23/05/2009

Cannes : Jane Campion brillante étoile

Jane Campion est une enfant du Festival de Cannes. En 1986, elle obtient sur la Croisette une Palme d'or pour "Peel", l'un de ses trois premiers courts métrages. En 1989, son premier long métrage, "Sweetie" est en complétion, le suivant, "Un ange à ma table" recevra sept prix à la Mostra vénitienne, et ce n'est qu'en 1993 que la réalisatrice néo-zélandaise revient à Cannes avec "La leçon de piano" qui se voit décerner la Palme d'or, la première à une femme. On ne pouvait la rater sur la photo du soixantième anniversaire, en 2007, seule femme Palme d'or au centre d'un aréopage masculin.

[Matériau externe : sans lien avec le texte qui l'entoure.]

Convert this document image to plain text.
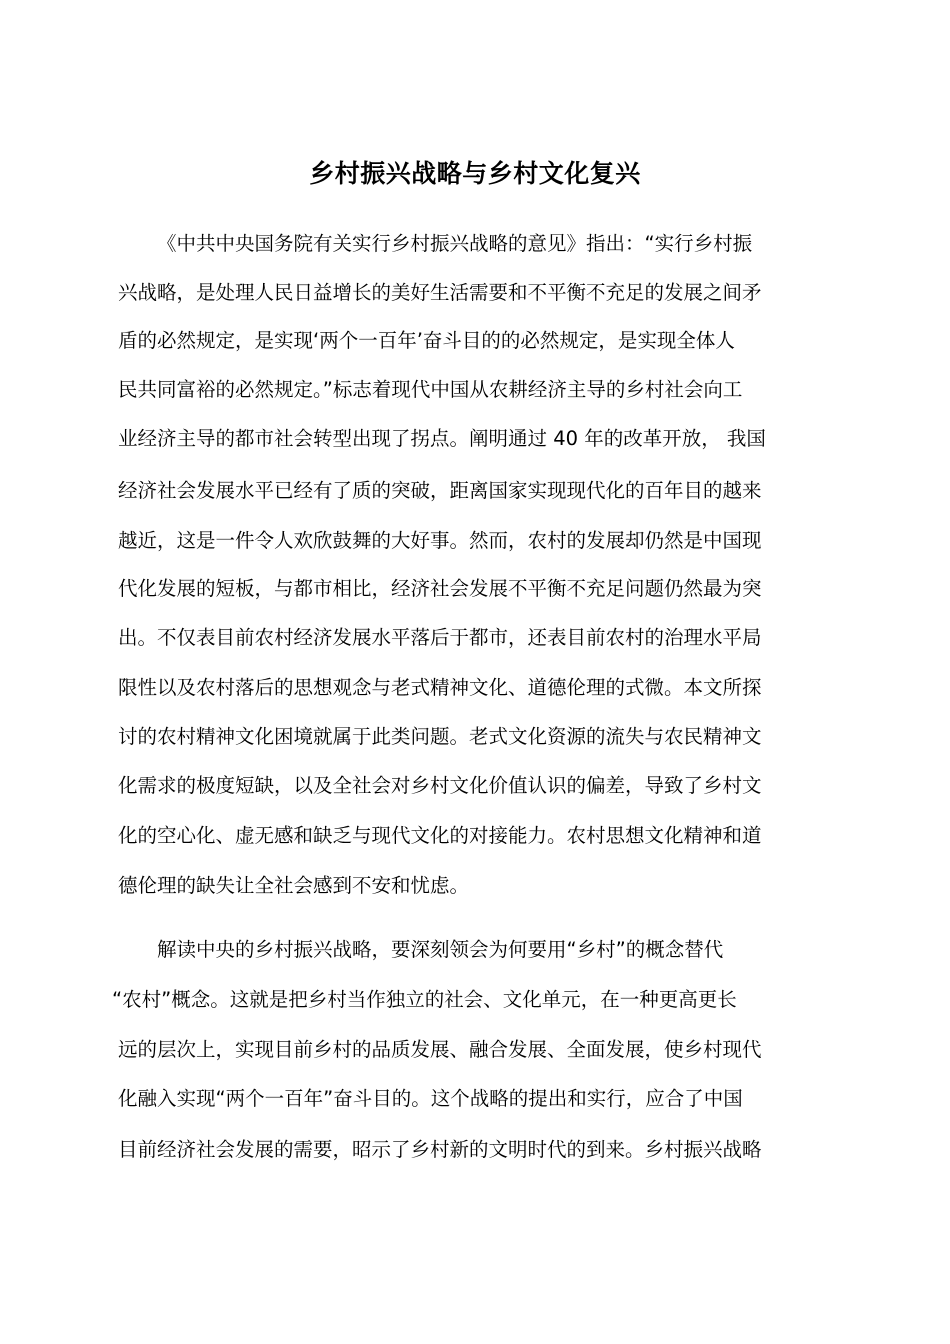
乡村振兴战略与乡村文化复兴
《中共中央国务院有关实行乡村振兴战略的意见》指出：“实行乡村振
兴战略，是处理人民日益增长的美好生活需要和不平衡不充足的发展之间矛
盾的必然规定，是实现‘两个一百年’奋斗目的的必然规定，是实现全体人
民共同富裕的必然规定。”标志着现代中国从农耕经济主导的乡村社会向工
业经济主导的都市社会转型出现了拐点。阐明通过 40 年的改革开放， 我国
经济社会发展水平已经有了质的突破，距离国家实现现代化的百年目的越来
越近，这是一件令人欢欣鼓舞的大好事。然而，农村的发展却仍然是中国现
代化发展的短板，与都市相比，经济社会发展不平衡不充足问题仍然最为突
出。不仅表目前农村经济发展水平落后于都市，还表目前农村的治理水平局
限性以及农村落后的思想观念与老式精神文化、道德伦理的式微。本文所探
讨的农村精神文化困境就属于此类问题。老式文化资源的流失与农民精神文
化需求的极度短缺，以及全社会对乡村文化价值认识的偏差，导致了乡村文
化的空心化、虚无感和缺乏与现代文化的对接能力。农村思想文化精神和道
德伦理的缺失让全社会感到不安和忧虑。
解读中央的乡村振兴战略，要深刻领会为何要用“乡村”的概念替代
“农村”概念。这就是把乡村当作独立的社会、文化单元，在一种更高更长
远的层次上，实现目前乡村的品质发展、融合发展、全面发展，使乡村现代
化融入实现“两个一百年”奋斗目的。这个战略的提出和实行，应合了中国
目前经济社会发展的需要，昭示了乡村新的文明时代的到来。乡村振兴战略
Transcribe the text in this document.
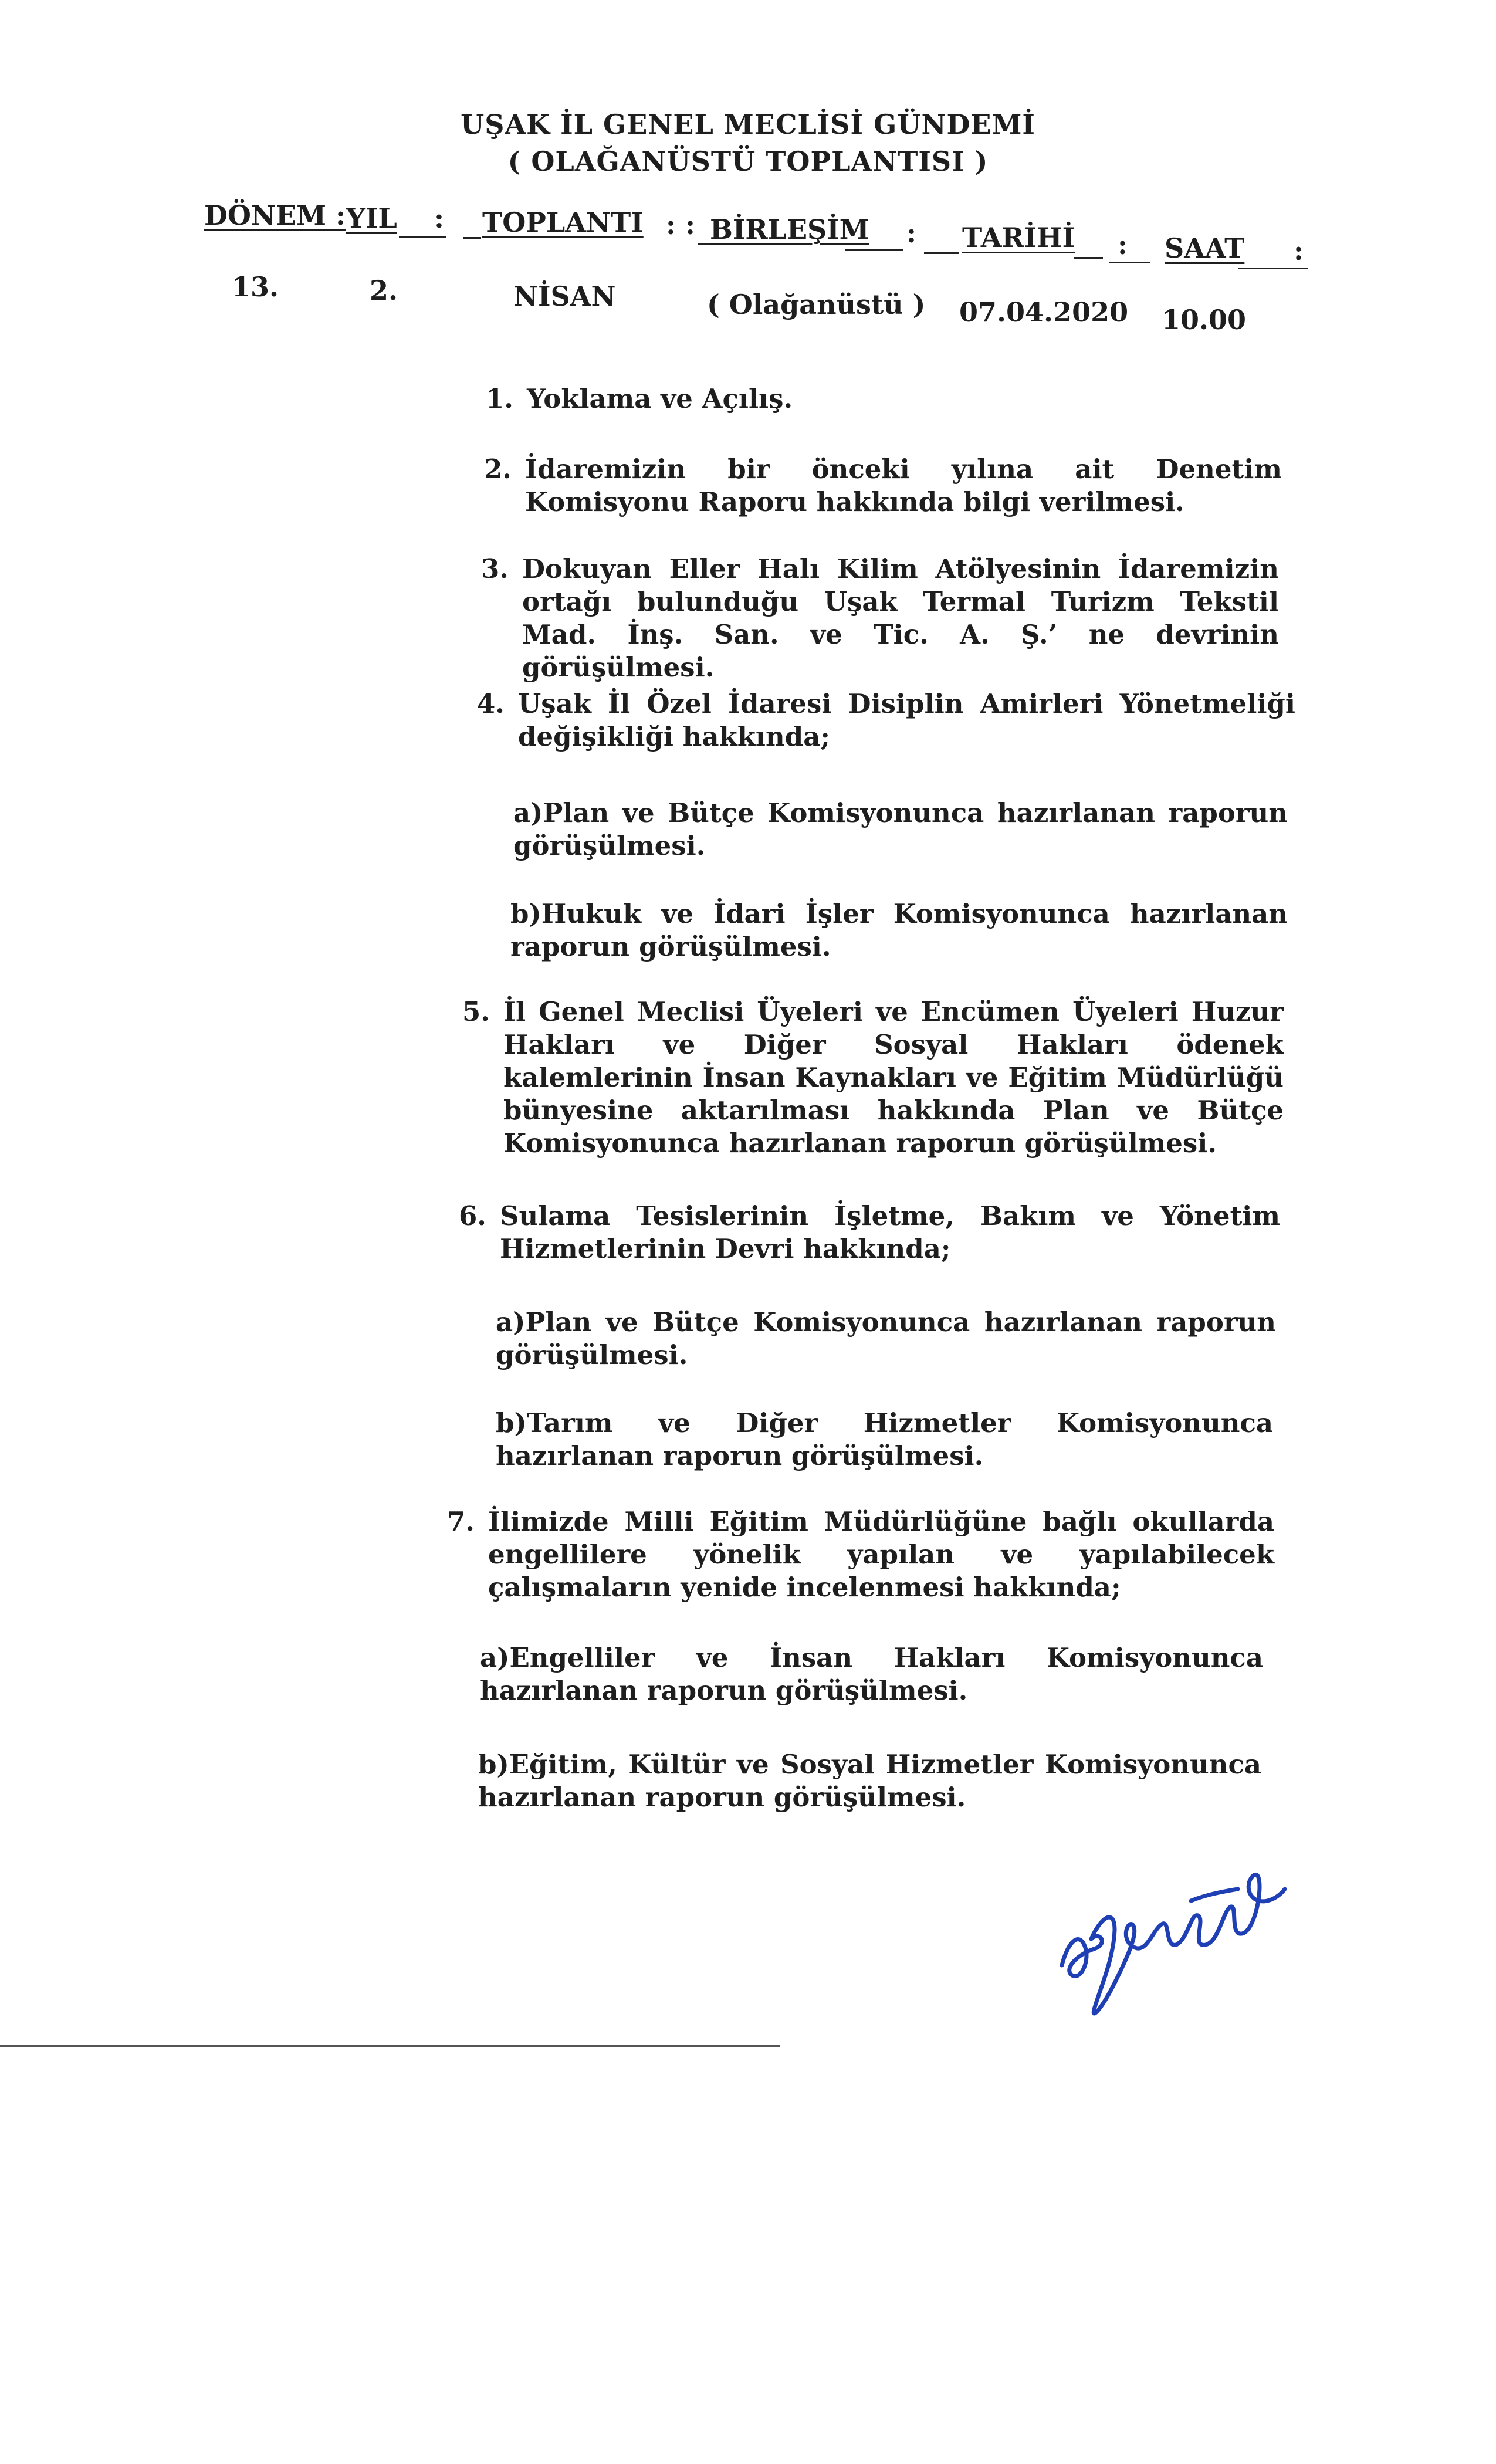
UŞAK İL GENEL MECLİSİ GÜNDEMİ
( OLAĞANÜSTÜ TOPLANTISI )
DÖNEM : YIL : TOPLANTI : : BİRLEŞİM : TARİHİ : SAAT :
13.	2.	NİSAN	( Olağanüstü ) 07.04.2020 10.00
1. Yoklama ve Açılış.
2. İdaremizin bir önceki yılına ait Denetim Komisyonu Raporu hakkında bilgi verilmesi.
3. Dokuyan Eller Halı Kilim Atölyesinin İdaremizin ortağı bulunduğu Uşak Termal Turizm Tekstil Mad. İnş. San. ve Tic. A. Ş.’ ne devrinin görüşülmesi.
4. Uşak İl Özel İdaresi Disiplin Amirleri Yönetmeliği değişikliği hakkında;
a)Plan ve Bütçe Komisyonunca hazırlanan raporun görüşülmesi.
b)Hukuk ve İdari İşler Komisyonunca hazırlanan raporun görüşülmesi.
5. İl Genel Meclisi Üyeleri ve Encümen Üyeleri Huzur Hakları ve Diğer Sosyal Hakları ödenek kalemlerinin İnsan Kaynakları ve Eğitim Müdürlüğü bünyesine aktarılması hakkında Plan ve Bütçe Komisyonunca hazırlanan raporun görüşülmesi.
6. Sulama Tesislerinin İşletme, Bakım ve Yönetim Hizmetlerinin Devri hakkında;
a)Plan ve Bütçe Komisyonunca hazırlanan raporun görüşülmesi.
b)Tarım ve Diğer Hizmetler Komisyonunca hazırlanan raporun görüşülmesi.
7. İlimizde Milli Eğitim Müdürlüğüne bağlı okullarda engellilere yönelik yapılan ve yapılabilecek çalışmaların yenide incelenmesi hakkında;
a)Engelliler ve İnsan Hakları Komisyonunca hazırlanan raporun görüşülmesi.
b)Eğitim, Kültür ve Sosyal Hizmetler Komisyonunca hazırlanan raporun görüşülmesi.
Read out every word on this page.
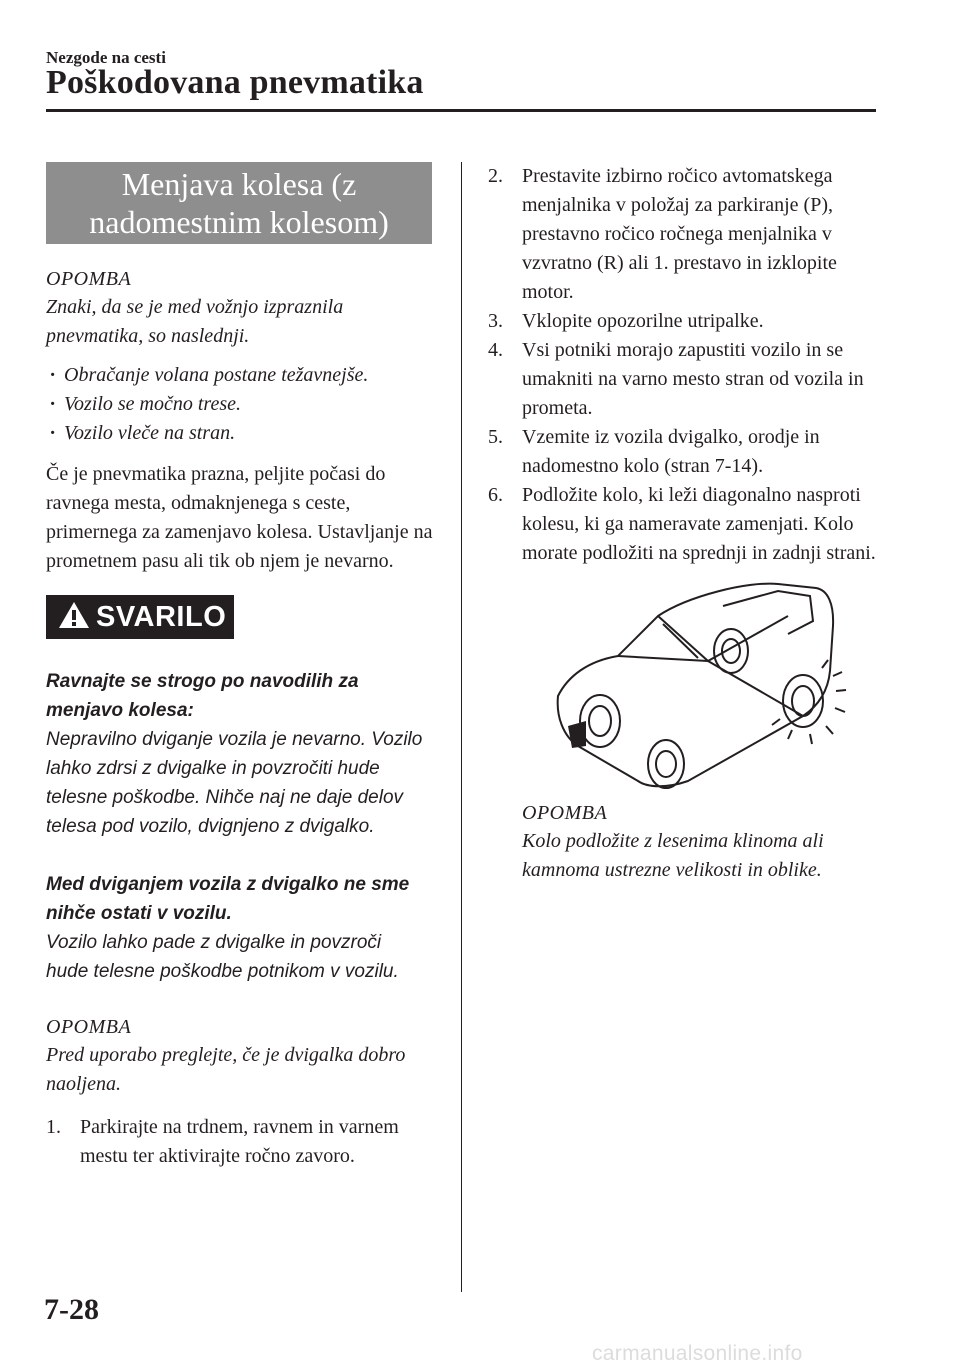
Nezgode na cesti
Poškodovana pnevmatika
Menjava kolesa (z
nadomestnim kolesom)
OPOMBA
Znaki, da se je med vožnjo izpraznila pnevmatika, so naslednji.
· Obračanje volana postane težavnejše.
· Vozilo se močno trese.
· Vozilo vleče na stran.
Če je pnevmatika prazna, peljite počasi do ravnega mesta, odmaknjenega s ceste, primernega za zamenjavo kolesa. Ustavljanje na prometnem pasu ali tik ob njem je nevarno.
SVARILO
Ravnajte se strogo po navodilih za menjavo kolesa:
Nepravilno dviganje vozila je nevarno. Vozilo lahko zdrsi z dvigalke in povzročiti hude telesne poškodbe. Nihče naj ne daje delov telesa pod vozilo, dvignjeno z dvigalko.
Med dviganjem vozila z dvigalko ne sme nihče ostati v vozilu.
Vozilo lahko pade z dvigalke in povzroči hude telesne poškodbe potnikom v vozilu.
OPOMBA
Pred uporabo preglejte, če je dvigalka dobro naoljena.
1. Parkirajte na trdnem, ravnem in varnem mestu ter aktivirajte ročno zavoro.
2. Prestavite izbirno ročico avtomatskega menjalnika v položaj za parkiranje (P), prestavno ročico ročnega menjalnika v vzvratno (R) ali 1. prestavo in izklopite motor.
3. Vklopite opozorilne utripalke.
4. Vsi potniki morajo zapustiti vozilo in se umakniti na varno mesto stran od vozila in prometa.
5. Vzemite iz vozila dvigalko, orodje in nadomestno kolo (stran 7-14).
6. Podložite kolo, ki leži diagonalno nasproti kolesu, ki ga nameravate zamenjati. Kolo morate podložiti na sprednji in zadnji strani.
OPOMBA
Kolo podložite z lesenima klinoma ali kamnoma ustrezne velikosti in oblike.
7-28
carmanualsonline.info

Autant dire que cette année dans un jury majoritairement féminin, Jane Campion ne manque pas d'atouts, avec un film qui relate quelques mois dans la vie du poète anglais John Keats. Son dernier amour à Hampstead, un faubourg de Londres, entre 1819 et 1820, pour la jeune Fanny Brawne qui lui inspirera dans la réalité ses plus belles lettres d'amour, les dernières puisque le poète malade de tuberculose et sans argent, envoyé par ses amis se requinquer en Italie, décédera à Rome en février 1821. Il n'avait que 25 ans et ne connut la gloire qu'après sa mort. Le titre même du film de Jane Campion, "Bright Star" ("Brillante étoile") est emprunté à un poème que composa Keats pour sa bien-aimée. Voilà une magnifique mais tragique histoire d'amour à la Roméo et Juliette, quoique sans Capulet ni Montaigu. Une histoire belle, chaste et pure, sans sexe, ni voyeurisme. Juste de la passion et une retenue toute victorienne.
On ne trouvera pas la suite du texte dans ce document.